SCRIPTURE: Psalm 56:2 (TM) – larger reading Psalm 56
Not a day goes by but somebody beats me up; They make it their duty to beat me up.
In his book Fuzzy Memories, Jack Handey writes: There used to be this bully who would demand my lunch money every day. Since I was smaller, I would give it to him. Then I decided to fight back. I started taking karate lessons. But then the karate lesson guy said I had to start paying him five dollars a lesson. So I just went back to paying the bully. Too many people feel it is easier just to pay the bully than it is to learn how to defeat him.
His name was Dick Locke. He was my bully. He would simply yell across the playground, “Hey, Martin, it’s your turn. Come get beat up!” He was stronger, faster, and meaner than I could ever be. It was a miserable couple of years.
I understand now that he was simply angry. I was simply his release valve. Easier to just kick the skinny kid (6 feet and 110 lbs) than to deal with whatever the real problem was. It was his “duty” to beat me up. Oh, by the way, it didn’t help that I would mouth off at him. Not a wise thing on my part… but, I too was angry at the world… or at least those who made up the “controlling” part of my world.
I finally found peace and tranquility in and through the church. The church became my real family. It was the church who loved me regardless of who I was. It became my home... my family. And through the church, Allapattah Methodist in Miami, I found purpose for my life.
I’ve often wondered about Dick Locke. Whatever became of him? I’ve done the Google thing and came up with nothing, but it doesn’t stop me from wondering… and praying… and hoping that there was a “Allapattah” in Dick’s life.
When you are being beaten up all you want is for it to stop. Just make the pain go away. Learning to defeat the bullies takes a lot of patience and tremendous amount of love. Boy, I can’t do that! But that is just the point, God never asks us to do something that we can do.
And so we pray for him to make them stop and if we listen, really listen, he’ll tell us how. God’s message to me was: Stop fighting back. Stop running. The message was delivered one summer at Leesburg Youth Camp via God’s messenger Dr. D. D. Holt.
And so, one summer evening at the Manor Park pool I stopped. Dick met me at the bottom of the steps. He came to beat me up. I just couldn’t fight any longer. He hit me hard. I went down. He was on top of me hitting me over and over and over again. I just lay there looking up at him. “Aren’t you going to fight?” he asked. “No, Dick, I’m not. I’m tried of fighting you.” In frustration and a little anger he got off of me and walked away. It was the last time Dick sought me out to beat me up.

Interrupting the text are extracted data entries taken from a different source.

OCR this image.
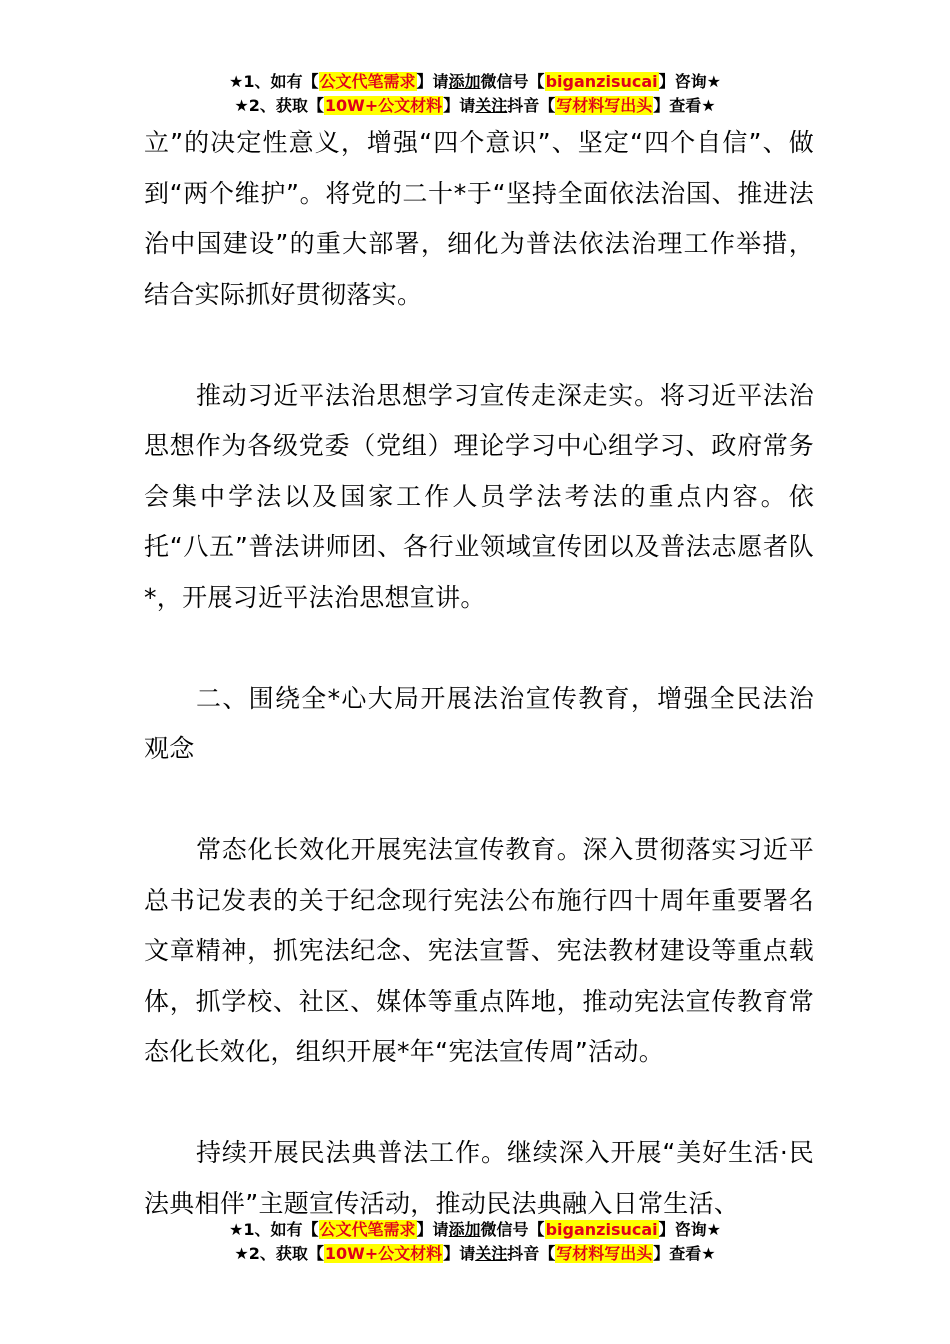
★1、如有【公文代笔需求】请添加微信号【biganzisucai】咨询★
★2、获取【10W+公文材料】请关注抖音【写材料写出头】查看★

立”的决定性意义，增强“四个意识”、坚定“四个自信”、做到“两个维护”。将党的二十*于“坚持全面依法治国、推进法治中国建设”的重大部署，细化为普法依法治理工作举措，结合实际抓好贯彻落实。

推动习近平法治思想学习宣传走深走实。将习近平法治思想作为各级党委（党组）理论学习中心组学习、政府常务会集中学法以及国家工作人员学法考法的重点内容。依托“八五”普法讲师团、各行业领域宣传团以及普法志愿者队*，开展习近平法治思想宣讲。

二、围绕全*心大局开展法治宣传教育，增强全民法治观念

常态化长效化开展宪法宣传教育。深入贯彻落实习近平总书记发表的关于纪念现行宪法公布施行四十周年重要署名文章精神，抓宪法纪念、宪法宣誓、宪法教材建设等重点载体，抓学校、社区、媒体等重点阵地，推动宪法宣传教育常态化长效化，组织开展*年“宪法宣传周”活动。

持续开展民法典普法工作。继续深入开展“美好生活·民法典相伴”主题宣传活动，推动民法典融入日常生活、

★1、如有【公文代笔需求】请添加微信号【biganzisucai】咨询★
★2、获取【10W+公文材料】请关注抖音【写材料写出头】查看★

Our paths would cross again during high school, but there were no more beatings, no more running, no more bullying. Maybe my prayers to God to make it stop finally kicked in. All I knew was that I wasn’t being kicked any longer.
I really do wonder whatever happened to Dick Locke. Did he find happiness and fulfillment in his life or did he end up behind bars.
God, come rescue all those who are being beaten up. Give them the courage to love their bully in spite of the kicking. Bring peace where there is hatred … and show us what can and must do to bring an end to bullying in our world!